Smart Investing In Your Stable Future
You’ve probably heard the age-old adage – “you’ve gotta spend money to make money”. But it goes without saying that you need to spend money, in a smart, often heavily-researched fashion, if you wish to see a good return on your investment.
Investing can be an enjoyable and rewarding process, and thanks to the internet, it’s never been easier to start! What you choose to invest your hard-earned money into is a very personal choice and not every form of investment suits every person. Some people may gravitate towards the thrill of a high risk, high reward venture, while others may prefer the stability that comes from a lower risk investment.
Below are a selection of popular options to consider, if you are looking to begin your foray into investments:
1. The Share Market
The sharemarket can be a great place to start your investment journey. One great attribute of the sharemarket is that you can invest small amounts of money, which means you’re not putting all of your eggs in the one basket.
There are many different ways to invest in shares – from purchasing individual shares in a company to index managed funds.
You make money from your investment either when the share price increases, or when the company pays out their dividends. Dividends are usually paid out twice per year.
The famous quote from Baron Rothschild: “Buy when there’s blood in the streets”, is one many an investor apply to their strategy. Buying when the market is low often means you get more bang for your buck in the long term.
2. Property
For those with a bit more capital available, and who are looking for a brick and mortar investment, property might be the way to go. This isn’t just restricted to buying houses, either. Some other options for property investment include apartments, land, and retail real estate.
If you already own a property, there’s a good chance you can use the equity from it to help you in getting a larger loan amount for a future purchase. Equity refers to the amount of your property you own outright. There are many helpful, free tools that can assist you in calculating your property’s equity, such as this one from Lendi.
When looking at properties to purchase, remember to research the area you’re looking to buy in thoroughly. If you’re looking to invest in a place out of your home city or state, sites such as StreetAdvisor can be good places to start when researching, as they offer opinions on the potential area from those who have visited or live within it.
3. Bonds
One of the positive qualities of investing in bonds is you can choose the type you wish to invest in, with the right kind of risk profile for your comfort level. The basic premise of bond investing involves a person lending money to either a company or the government, for a set period of time. This lending is referred to as a bond. During this time you receive interest at an agreed-upon rate. Bonds are issued by both the government and companies to raise money.

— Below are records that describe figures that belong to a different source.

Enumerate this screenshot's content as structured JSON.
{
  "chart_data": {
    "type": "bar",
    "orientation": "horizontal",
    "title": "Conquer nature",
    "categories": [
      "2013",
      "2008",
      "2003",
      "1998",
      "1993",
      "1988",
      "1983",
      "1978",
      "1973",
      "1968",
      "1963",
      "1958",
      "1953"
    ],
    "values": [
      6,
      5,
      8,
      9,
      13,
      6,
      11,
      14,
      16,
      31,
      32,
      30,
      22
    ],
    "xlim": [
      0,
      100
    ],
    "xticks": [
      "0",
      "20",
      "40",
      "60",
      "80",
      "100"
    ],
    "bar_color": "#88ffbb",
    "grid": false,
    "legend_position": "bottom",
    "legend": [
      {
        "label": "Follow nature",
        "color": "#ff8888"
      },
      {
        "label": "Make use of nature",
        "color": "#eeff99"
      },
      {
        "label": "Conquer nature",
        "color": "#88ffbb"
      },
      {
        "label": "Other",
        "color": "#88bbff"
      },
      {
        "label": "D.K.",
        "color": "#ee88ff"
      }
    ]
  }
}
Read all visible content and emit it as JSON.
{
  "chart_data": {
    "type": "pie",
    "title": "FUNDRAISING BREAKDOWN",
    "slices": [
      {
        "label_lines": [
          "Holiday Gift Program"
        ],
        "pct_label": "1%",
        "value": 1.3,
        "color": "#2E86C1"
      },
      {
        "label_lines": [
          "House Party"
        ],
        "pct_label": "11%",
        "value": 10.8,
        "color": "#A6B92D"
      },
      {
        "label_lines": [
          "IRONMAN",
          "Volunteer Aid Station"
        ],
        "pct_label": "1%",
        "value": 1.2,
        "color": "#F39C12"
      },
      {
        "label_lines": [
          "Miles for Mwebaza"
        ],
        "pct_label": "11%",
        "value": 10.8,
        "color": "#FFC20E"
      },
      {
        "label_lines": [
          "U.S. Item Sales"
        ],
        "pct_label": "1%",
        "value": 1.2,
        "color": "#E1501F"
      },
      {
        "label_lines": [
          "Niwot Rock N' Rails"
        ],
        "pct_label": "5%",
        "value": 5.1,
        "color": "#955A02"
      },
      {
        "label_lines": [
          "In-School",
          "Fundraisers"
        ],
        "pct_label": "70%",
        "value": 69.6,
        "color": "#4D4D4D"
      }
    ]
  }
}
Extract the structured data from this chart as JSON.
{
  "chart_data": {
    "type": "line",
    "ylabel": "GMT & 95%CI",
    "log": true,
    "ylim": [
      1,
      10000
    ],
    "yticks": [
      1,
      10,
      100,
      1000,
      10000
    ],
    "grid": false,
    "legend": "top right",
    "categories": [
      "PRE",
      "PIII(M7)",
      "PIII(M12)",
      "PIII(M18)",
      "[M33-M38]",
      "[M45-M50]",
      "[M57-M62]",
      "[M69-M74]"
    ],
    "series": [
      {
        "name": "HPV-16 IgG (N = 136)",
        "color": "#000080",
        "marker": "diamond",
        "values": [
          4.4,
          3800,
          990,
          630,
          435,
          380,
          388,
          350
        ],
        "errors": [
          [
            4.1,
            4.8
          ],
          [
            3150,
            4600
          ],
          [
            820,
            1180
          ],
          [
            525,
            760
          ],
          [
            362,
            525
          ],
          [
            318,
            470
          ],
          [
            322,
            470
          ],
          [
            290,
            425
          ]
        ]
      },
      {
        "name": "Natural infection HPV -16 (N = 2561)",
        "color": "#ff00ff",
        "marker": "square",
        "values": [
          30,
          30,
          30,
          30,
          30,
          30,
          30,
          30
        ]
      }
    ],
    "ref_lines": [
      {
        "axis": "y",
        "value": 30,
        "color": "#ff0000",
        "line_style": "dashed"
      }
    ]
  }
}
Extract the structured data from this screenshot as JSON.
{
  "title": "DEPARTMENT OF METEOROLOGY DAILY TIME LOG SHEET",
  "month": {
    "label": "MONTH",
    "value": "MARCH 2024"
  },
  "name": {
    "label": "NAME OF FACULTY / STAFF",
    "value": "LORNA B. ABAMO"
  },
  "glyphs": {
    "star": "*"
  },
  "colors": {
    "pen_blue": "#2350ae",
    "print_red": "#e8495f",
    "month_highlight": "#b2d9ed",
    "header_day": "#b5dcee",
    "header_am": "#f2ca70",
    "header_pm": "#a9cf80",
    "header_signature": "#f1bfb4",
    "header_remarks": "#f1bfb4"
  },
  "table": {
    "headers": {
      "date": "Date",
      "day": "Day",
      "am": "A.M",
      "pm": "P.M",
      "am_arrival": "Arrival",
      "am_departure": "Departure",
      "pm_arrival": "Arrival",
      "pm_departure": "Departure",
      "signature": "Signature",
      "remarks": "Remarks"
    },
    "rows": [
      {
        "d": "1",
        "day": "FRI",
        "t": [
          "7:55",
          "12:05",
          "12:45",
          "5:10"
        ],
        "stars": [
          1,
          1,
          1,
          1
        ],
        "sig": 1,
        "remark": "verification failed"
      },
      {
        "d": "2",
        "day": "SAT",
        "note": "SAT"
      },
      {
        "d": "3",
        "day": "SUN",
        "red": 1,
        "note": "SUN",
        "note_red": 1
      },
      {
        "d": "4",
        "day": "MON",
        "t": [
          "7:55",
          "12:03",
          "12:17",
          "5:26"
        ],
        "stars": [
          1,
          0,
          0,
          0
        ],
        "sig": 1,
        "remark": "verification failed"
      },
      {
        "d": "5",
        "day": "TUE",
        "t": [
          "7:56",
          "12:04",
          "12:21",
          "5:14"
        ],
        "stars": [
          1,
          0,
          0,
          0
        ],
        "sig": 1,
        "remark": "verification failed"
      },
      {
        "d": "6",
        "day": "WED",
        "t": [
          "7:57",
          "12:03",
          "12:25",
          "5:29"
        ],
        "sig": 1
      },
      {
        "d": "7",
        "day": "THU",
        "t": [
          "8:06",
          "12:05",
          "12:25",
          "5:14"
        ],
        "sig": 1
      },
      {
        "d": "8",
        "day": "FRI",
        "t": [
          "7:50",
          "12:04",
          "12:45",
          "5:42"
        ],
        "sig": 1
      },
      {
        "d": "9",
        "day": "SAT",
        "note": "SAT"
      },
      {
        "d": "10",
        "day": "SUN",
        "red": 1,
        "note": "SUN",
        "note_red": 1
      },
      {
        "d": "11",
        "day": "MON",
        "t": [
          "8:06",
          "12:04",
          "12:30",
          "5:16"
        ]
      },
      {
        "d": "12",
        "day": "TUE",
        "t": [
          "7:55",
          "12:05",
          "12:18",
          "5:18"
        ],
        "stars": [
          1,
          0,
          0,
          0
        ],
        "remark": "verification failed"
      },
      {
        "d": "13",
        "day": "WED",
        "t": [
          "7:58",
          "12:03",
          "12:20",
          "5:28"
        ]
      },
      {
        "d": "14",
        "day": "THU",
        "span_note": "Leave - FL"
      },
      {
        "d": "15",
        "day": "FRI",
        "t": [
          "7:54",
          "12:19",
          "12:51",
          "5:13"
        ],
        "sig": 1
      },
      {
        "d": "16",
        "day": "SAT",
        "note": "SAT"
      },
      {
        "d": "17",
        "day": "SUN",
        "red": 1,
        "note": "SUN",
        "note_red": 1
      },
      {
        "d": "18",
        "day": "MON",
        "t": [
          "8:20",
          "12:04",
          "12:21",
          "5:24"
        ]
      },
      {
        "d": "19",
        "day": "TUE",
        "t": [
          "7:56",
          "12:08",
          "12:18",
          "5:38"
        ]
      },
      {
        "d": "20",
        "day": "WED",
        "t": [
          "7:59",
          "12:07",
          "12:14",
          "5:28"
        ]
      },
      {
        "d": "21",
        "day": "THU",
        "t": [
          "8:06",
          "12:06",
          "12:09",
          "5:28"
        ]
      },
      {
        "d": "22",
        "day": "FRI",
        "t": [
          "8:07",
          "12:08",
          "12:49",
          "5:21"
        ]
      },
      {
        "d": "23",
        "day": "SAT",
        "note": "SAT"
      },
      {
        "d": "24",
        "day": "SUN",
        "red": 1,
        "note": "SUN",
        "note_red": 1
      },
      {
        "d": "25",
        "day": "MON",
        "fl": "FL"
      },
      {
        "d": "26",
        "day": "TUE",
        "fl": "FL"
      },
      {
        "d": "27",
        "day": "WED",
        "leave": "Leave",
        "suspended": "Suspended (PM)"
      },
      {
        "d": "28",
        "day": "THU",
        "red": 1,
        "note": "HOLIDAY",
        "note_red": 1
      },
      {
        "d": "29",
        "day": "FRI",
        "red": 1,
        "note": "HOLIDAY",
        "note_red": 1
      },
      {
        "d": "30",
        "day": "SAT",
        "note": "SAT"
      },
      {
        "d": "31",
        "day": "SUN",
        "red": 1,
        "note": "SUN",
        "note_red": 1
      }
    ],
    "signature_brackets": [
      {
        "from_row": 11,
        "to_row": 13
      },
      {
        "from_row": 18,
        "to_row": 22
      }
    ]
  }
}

The interest you receive from bonds is paid either quarterly or every six months. For most bond investments, you purchase the bond at the beginning of the term and hold it until its maturity. At this point, you can receive your initial investment back.
Bonds from companies do not give you ownership rights to that company (unlike shares).
Not all bonds are created equal – there are high-risk and low-risk bonds, and those in between. In general, bonds that are more likely to be paid on time and those with shorter maturities offer lower interest rates than higher-risk bonds.
There are also ‘exchange traded’ or ‘listed’ bonds, which can be bought and sold on the secondary market.